I got an email from a person working for a city operating light rail here in Canada and he/she said that there is a problem with my assumptions of operating costs per service. They asked I do not say anything to identify where they are from so I can only paraphrase what we talked about in our emails.
That they pointed out is that my assumptions of the amount of rail cars and the total use of the line means there are fixed operational costs that will boost the hourly operational cost of the line. They said it would be safer to assume for the scenario I suggested having an operational cost of $300 per hour +- $25 per hour.
Further in their emails they made it clear that they could not see the business case for light rail to the Westshore, certainly in their planning they would not consider offering light rail for such a small population as they could not afford it. Their existing light rail works well, but expansion will only come when there is a proven demand for the service that meets several benchmarks they have set.
2) The BC Transit budget issues for Greater Victoria Transit come as a surprise to me. In the fall there was no indication I could see of such a big gap between expenses and revenues. Both were down by some, but down equally and the projection to the end of the budget year was for a 2% budgetary shortfall.
I am not sure what has happened since the fall to make such a big difference. Certainly in the plan presented there is a huge gap between revenues and expenses. Most of this seems to come from BC Transit projecting large increase in costs in each of the coming years, 8.5%, 7.6% and 4.5%. At the same they are projected very slow growth in revenues, 2%, 2% and 1.2% in the coming years.
This means an accumulated deficit of over $33 million over the next three years.
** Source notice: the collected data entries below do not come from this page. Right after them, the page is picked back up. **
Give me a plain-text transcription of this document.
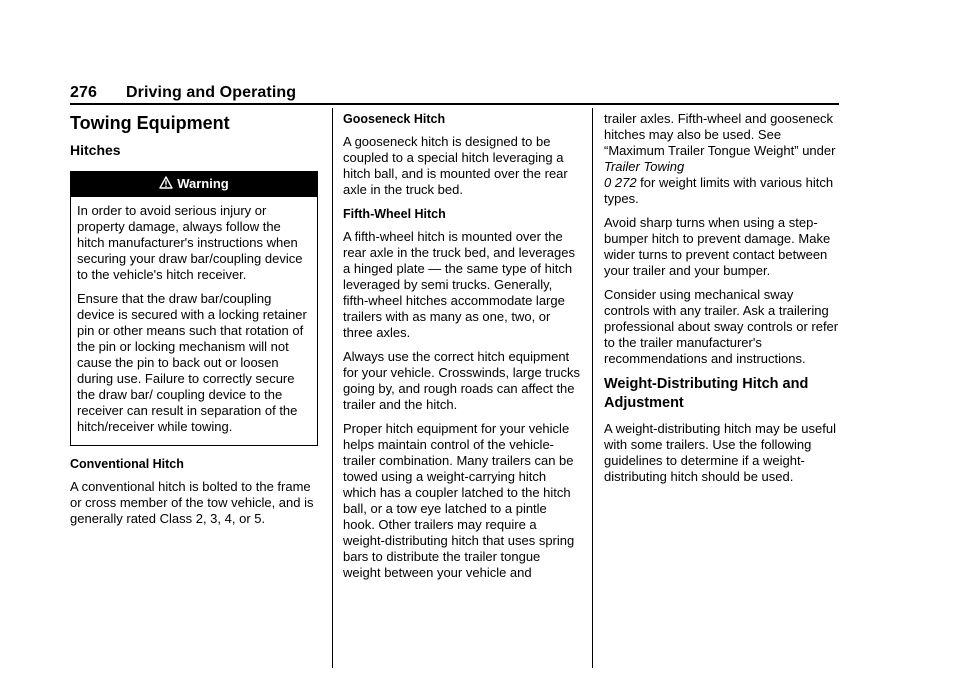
276 Driving and Operating
Towing Equipment
Hitches
Warning

In order to avoid serious injury or property damage, always follow the hitch manufacturer's instructions when securing your draw bar/coupling device to the vehicle's hitch receiver.

Ensure that the draw bar/coupling device is secured with a locking retainer pin or other means such that rotation of the pin or locking mechanism will not cause the pin to back out or loosen during use. Failure to correctly secure the draw bar/ coupling device to the receiver can result in separation of the hitch/receiver while towing.

Conventional Hitch

A conventional hitch is bolted to the frame or cross member of the tow vehicle, and is generally rated Class 2, 3, 4, or 5.

Gooseneck Hitch

A gooseneck hitch is designed to be coupled to a special hitch leveraging a hitch ball, and is mounted over the rear axle in the truck bed.

Fifth-Wheel Hitch

A fifth-wheel hitch is mounted over the rear axle in the truck bed, and leverages a hinged plate — the same type of hitch leveraged by semi trucks. Generally, fifth-wheel hitches accommodate large trailers with as many as one, two, or three axles.

Always use the correct hitch equipment for your vehicle. Crosswinds, large trucks going by, and rough roads can affect the trailer and the hitch.

Proper hitch equipment for your vehicle helps maintain control of the vehicle-trailer combination. Many trailers can be towed using a weight-carrying hitch which has a coupler latched to the hitch ball, or a tow eye latched to a pintle hook. Other trailers may require a weight-distributing hitch that uses spring bars to distribute the trailer tongue weight between your vehicle and

trailer axles. Fifth-wheel and gooseneck hitches may also be used. See “Maximum Trailer Tongue Weight” under Trailer Towing
0 272 for weight limits with various hitch types.

Avoid sharp turns when using a step-bumper hitch to prevent damage. Make wider turns to prevent contact between your trailer and your bumper.

Consider using mechanical sway controls with any trailer. Ask a trailering professional about sway controls or refer to the trailer manufacturer's recommendations and instructions.

Weight-Distributing Hitch and Adjustment

A weight-distributing hitch may be useful with some trailers. Use the following guidelines to determine if a weight-distributing hitch should be used.
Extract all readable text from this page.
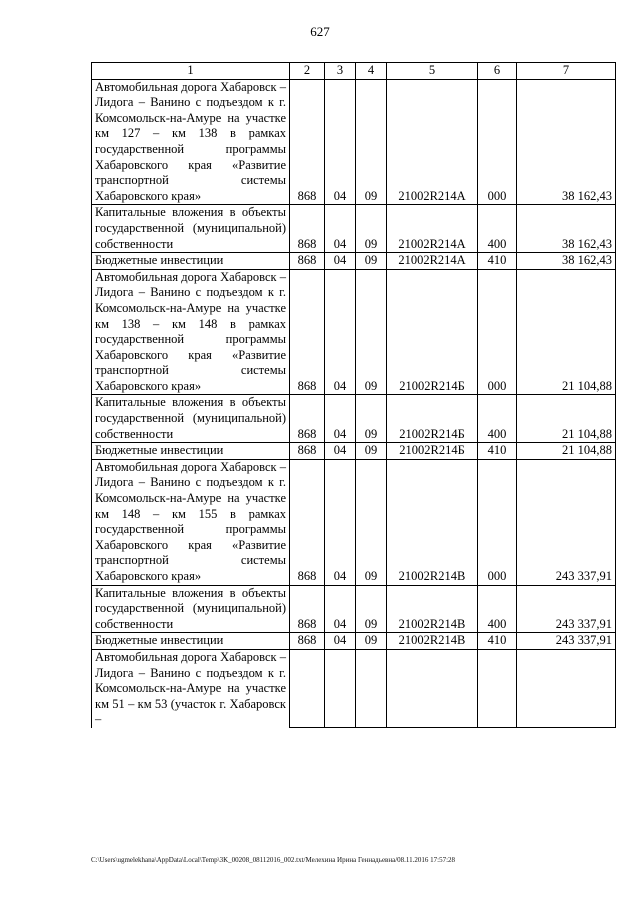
627
1	2	3	4	5	6	7
Автомобильная дорога Хабаровск – Лидога – Ванино с подъездом к г. Комсомольск-на-Амуре на участке км 127 – км 138 в рамках государственной программы Хабаровского края «Развитие транспортной системы Хабаровского края»	868	04	09	21002R214A	000	38 162,43
Капитальные вложения в объекты государственной (муниципальной) собственности	868	04	09	21002R214A	400	38 162,43
Бюджетные инвестиции	868	04	09	21002R214A	410	38 162,43
Автомобильная дорога Хабаровск – Лидога – Ванино с подъездом к г. Комсомольск-на-Амуре на участке км 138 – км 148 в рамках государственной программы Хабаровского края «Развитие транспортной системы Хабаровского края»	868	04	09	21002R214Б	000	21 104,88
Капитальные вложения в объекты государственной (муниципальной) собственности	868	04	09	21002R214Б	400	21 104,88
Бюджетные инвестиции	868	04	09	21002R214Б	410	21 104,88
Автомобильная дорога Хабаровск – Лидога – Ванино с подъездом к г. Комсомольск-на-Амуре на участке км 148 – км 155 в рамках государственной программы Хабаровского края «Развитие транспортной системы Хабаровского края»	868	04	09	21002R214В	000	243 337,91
Капитальные вложения в объекты государственной (муниципальной) собственности	868	04	09	21002R214В	400	243 337,91
Бюджетные инвестиции	868	04	09	21002R214В	410	243 337,91
Автомобильная дорога Хабаровск – Лидога – Ванино с подъездом к г. Комсомольск-на-Амуре на участке км 51 – км 53 (участок г. Хабаровск –						
C:\Users\ugmelekhana\AppData\Local\Temp\3K_00208_08112016_002.txt/Мелехина Ирина Геннадьевна/08.11.2016 17:57:28
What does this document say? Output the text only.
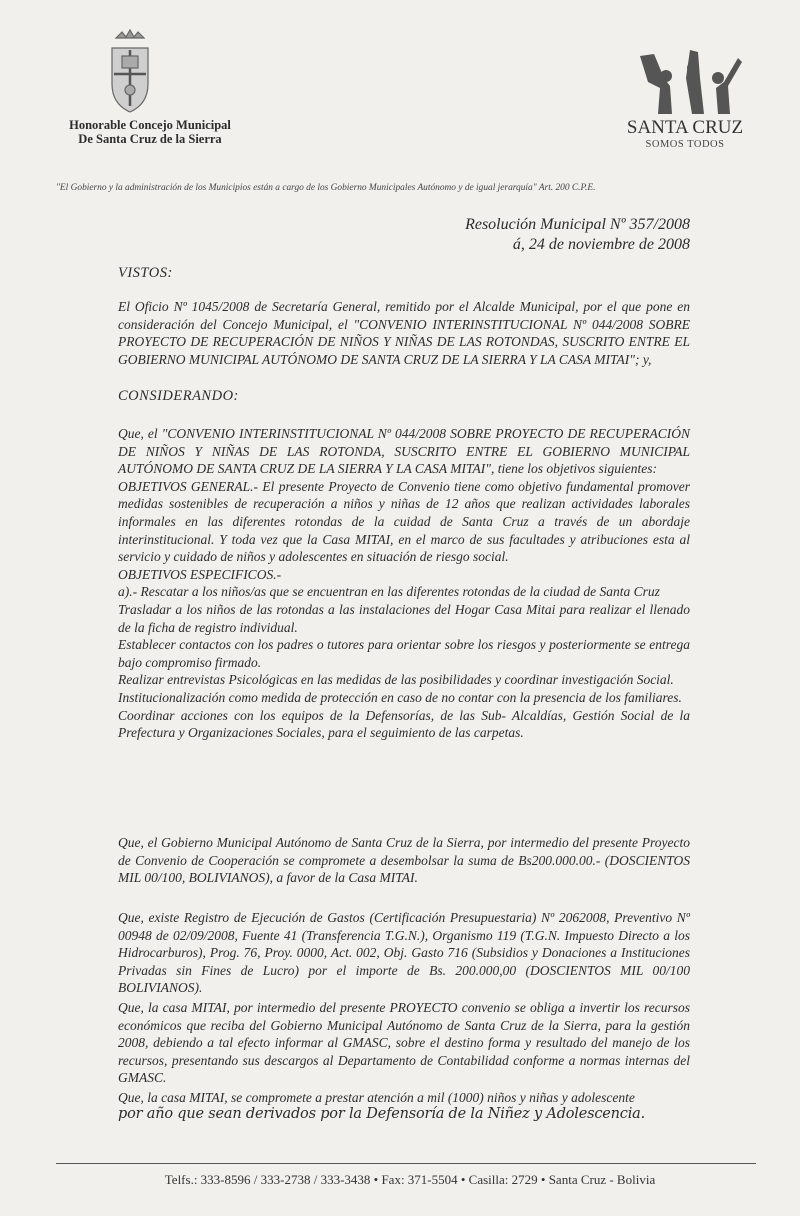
Honorable Concejo Municipal
De Santa Cruz de la Sierra
SANTA CRUZ
SOMOS TODOS
"El Gobierno y la administración de los Municipios están a cargo de los Gobierno Municipales Autónomo y de igual jerarquía" Art. 200 C.P.E.
Resolución Municipal Nº 357/2008
á, 24 de noviembre de 2008
VISTOS:
El Oficio Nº 1045/2008 de Secretaría General, remitido por el Alcalde Municipal, por el que pone en consideración del Concejo Municipal, el "CONVENIO INTERINSTITUCIONAL Nº 044/2008 SOBRE PROYECTO DE RECUPERACIÓN DE NIÑOS Y NIÑAS DE LAS ROTONDAS, SUSCRITO ENTRE EL GOBIERNO MUNICIPAL AUTÓNOMO DE SANTA CRUZ DE LA SIERRA Y LA CASA MITAI"; y,
CONSIDERANDO:
Que, el "CONVENIO INTERINSTITUCIONAL Nº 044/2008 SOBRE PROYECTO DE RECUPERACIÓN DE NIÑOS Y NIÑAS DE LAS ROTONDA, SUSCRITO ENTRE EL GOBIERNO MUNICIPAL AUTÓNOMO DE SANTA CRUZ DE LA SIERRA Y LA CASA MITAI", tiene los objetivos siguientes:
OBJETIVOS GENERAL.- El presente Proyecto de Convenio tiene como objetivo fundamental promover medidas sostenibles de recuperación a niños y niñas de 12 años que realizan actividades laborales informales en las diferentes rotondas de la cuidad de Santa Cruz a través de un abordaje interinstitucional. Y toda vez que la Casa MITAI, en el marco de sus facultades y atribuciones esta al servicio y cuidado de niños y adolescentes en situación de riesgo social.
OBJETIVOS ESPECIFICOS.-
a).- Rescatar a los niños/as que se encuentran en las diferentes rotondas de la ciudad de Santa Cruz
Trasladar a los niños de las rotondas a las instalaciones del Hogar Casa Mitai para realizar el llenado de la ficha de registro individual.
Establecer contactos con los padres o tutores para orientar sobre los riesgos y posteriormente se entrega bajo compromiso firmado.
Realizar entrevistas Psicológicas en las medidas de las posibilidades y coordinar investigación Social.
Institucionalización como medida de protección en caso de no contar con la presencia de los familiares.
Coordinar acciones con los equipos de la Defensorías, de las Sub- Alcaldías, Gestión Social de la Prefectura y Organizaciones Sociales, para el seguimiento de las carpetas.
Que, el Gobierno Municipal Autónomo de Santa Cruz de la Sierra, por intermedio del presente Proyecto de Convenio de Cooperación se compromete a desembolsar la suma de Bs200.000.00.- (DOSCIENTOS MIL 00/100, BOLIVIANOS), a favor de la Casa MITAI.
Que, existe Registro de Ejecución de Gastos (Certificación Presupuestaria) Nº 2062008, Preventivo Nº 00948 de 02/09/2008, Fuente 41 (Transferencia T.G.N.), Organismo 119 (T.G.N. Impuesto Directo a los Hidrocarburos), Prog. 76, Proy. 0000, Act. 002, Obj. Gasto 716 (Subsidios y Donaciones a Instituciones Privadas sin Fines de Lucro) por el importe de Bs. 200.000,00 (DOSCIENTOS MIL 00/100 BOLIVIANOS).
Que, la casa MITAI, por intermedio del presente PROYECTO convenio se obliga a invertir los recursos económicos que reciba del Gobierno Municipal Autónomo de Santa Cruz de la Sierra, para la gestión 2008, debiendo a tal efecto informar al GMASC, sobre el destino forma y resultado del manejo de los recursos, presentando sus descargos al Departamento de Contabilidad conforme a normas internas del GMASC.
Que, la casa MITAI, se compromete a prestar atención a mil (1000) niños y niñas y adolescente
por año que sean derivados por la Defensoría de la Niñez y Adolescencia.
Telfs.: 333-8596 / 333-2738 / 333-3438 • Fax: 371-5504 • Casilla: 2729 • Santa Cruz - Bolivia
In 2013/14 the shortfall is projected to be 15.7% or $15.6 million.
There are three options for how this gap can be closed:
- Higher fares
- Less service
- Higher property taxes
I am not a fan of any one of those three. If passenger revenues are to remain at about 35% of the total revenues, BC Transit needs to raise the fares by 15% over the next three years. To do this you would have to raise the standard fare to $2.88 - call it $3. Youth/senior fares to $1.90 - call it $2.00.
The biggest way the gap can be closed is through higher property taxes. Even with the projected 32% increase in transit property taxes and increased fares, there is still as shortfall in 2013/14 in the order of $4 million.
BC Transit has suggested a reduction of 10,000 hours of service as a way to save more money, but the dollar amount is not dramatically high.
The 32% increase being talked about in the media is only dealing with next year, it is not addressing the problem of 2013/14. There is a bigger gap projected with nothing in place for how to deal with it.
I do not have access to the full financial picture of the Greater Victoria Transit Commission, but outwardly there seems to be something odd to see the operational costs rising so much for the next couple of years. The projection for next year is 3 times the rate of inflation and this is without any increase in service. As I said, I am not privy to the details, but something seems wrong that the costs are rising so much in the next three years.